An expert report has expressed the view that a storage facility for Germany’s nuclear waste may not be finalised until the next century.
For the past two years, a commission of scientists, industry leaders and civil society representatives have debated the question of where Germany should store waste from its soon-to-be-retired nuclear reactors.
AFP reports that the commission had hoped to reach a decision on the final site of the highly radioactive spent fuel from the country’s power plants by 2031, with the facility itself slated to open in 2050.
However that possibility has been described by commission president Michael Mueller as “ambitious.”
Gorleben, in the northern state of Lower Saxony, had been under discussion as a likely site, despite opposition from environmentalists and locals, but other sites are also being looked at.
The costs of storing the waste and safely dismantling the reactors is a very substantial financial risk for the country’s four biggest power suppliers, RWE, Vattenfall, EON and EnBW.
The 32-member commission was established in May 2014 with the mandate to define a new site selection procedure for the repository. It was asked to develop the criteria, processes and decision bases to evaluate the site selection law and to make proposals for public participation and transparency.
According to the commission’s final report, the site with “the best safety” is to be determined in a three-phase process and defined by federal law. The site selection should be accompanied by extensive public participation with bodies at regional, inter-regional and national level. The repository could be located in salt, clay or crystalline.
Currently, German radioactive waste is placed in interim storage, with used fuel mostly stored at reactor sites. Most German used fuel is reprocessed overseas.

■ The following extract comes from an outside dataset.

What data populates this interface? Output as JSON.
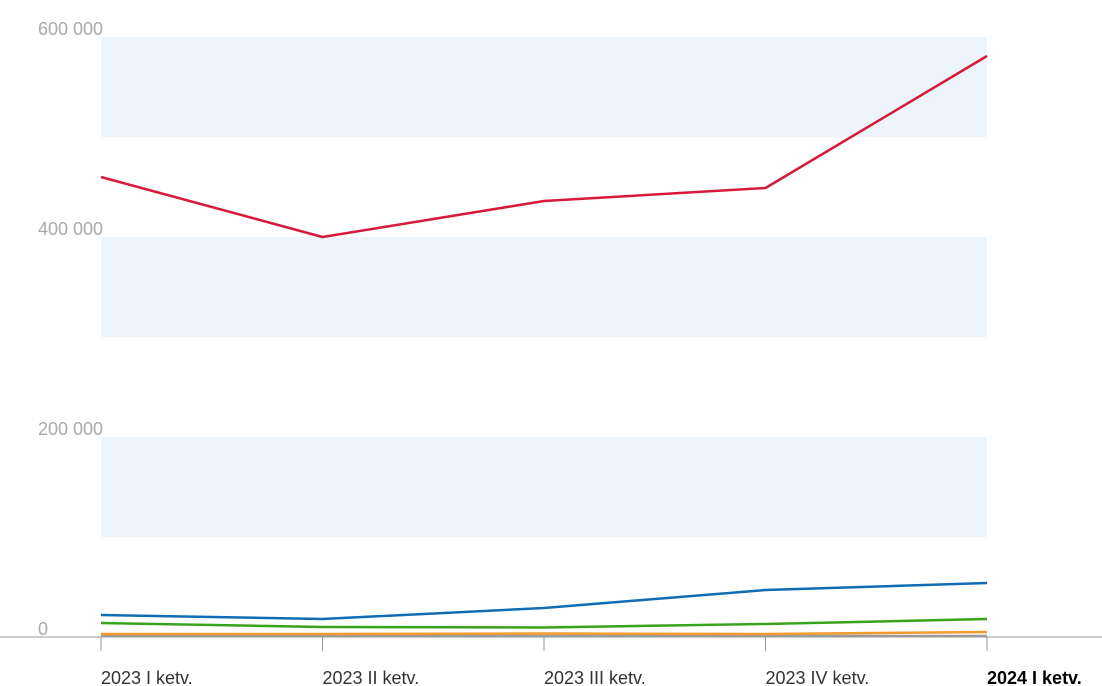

World Nuclear News reports Ralf Güldner, president of industry group the German Atomic Forum (Deutsches Atomforum, DAtF), as saying, “In addition to the process and criteria, the commission has also developed a comprehensive and extremely ambitious involvement process that should give citizens, particularly in affected regions, far-reaching opportunities for participation.” He added, “A consistent and targeted approach is needed to arrive at a solution to this long-disputed issue.”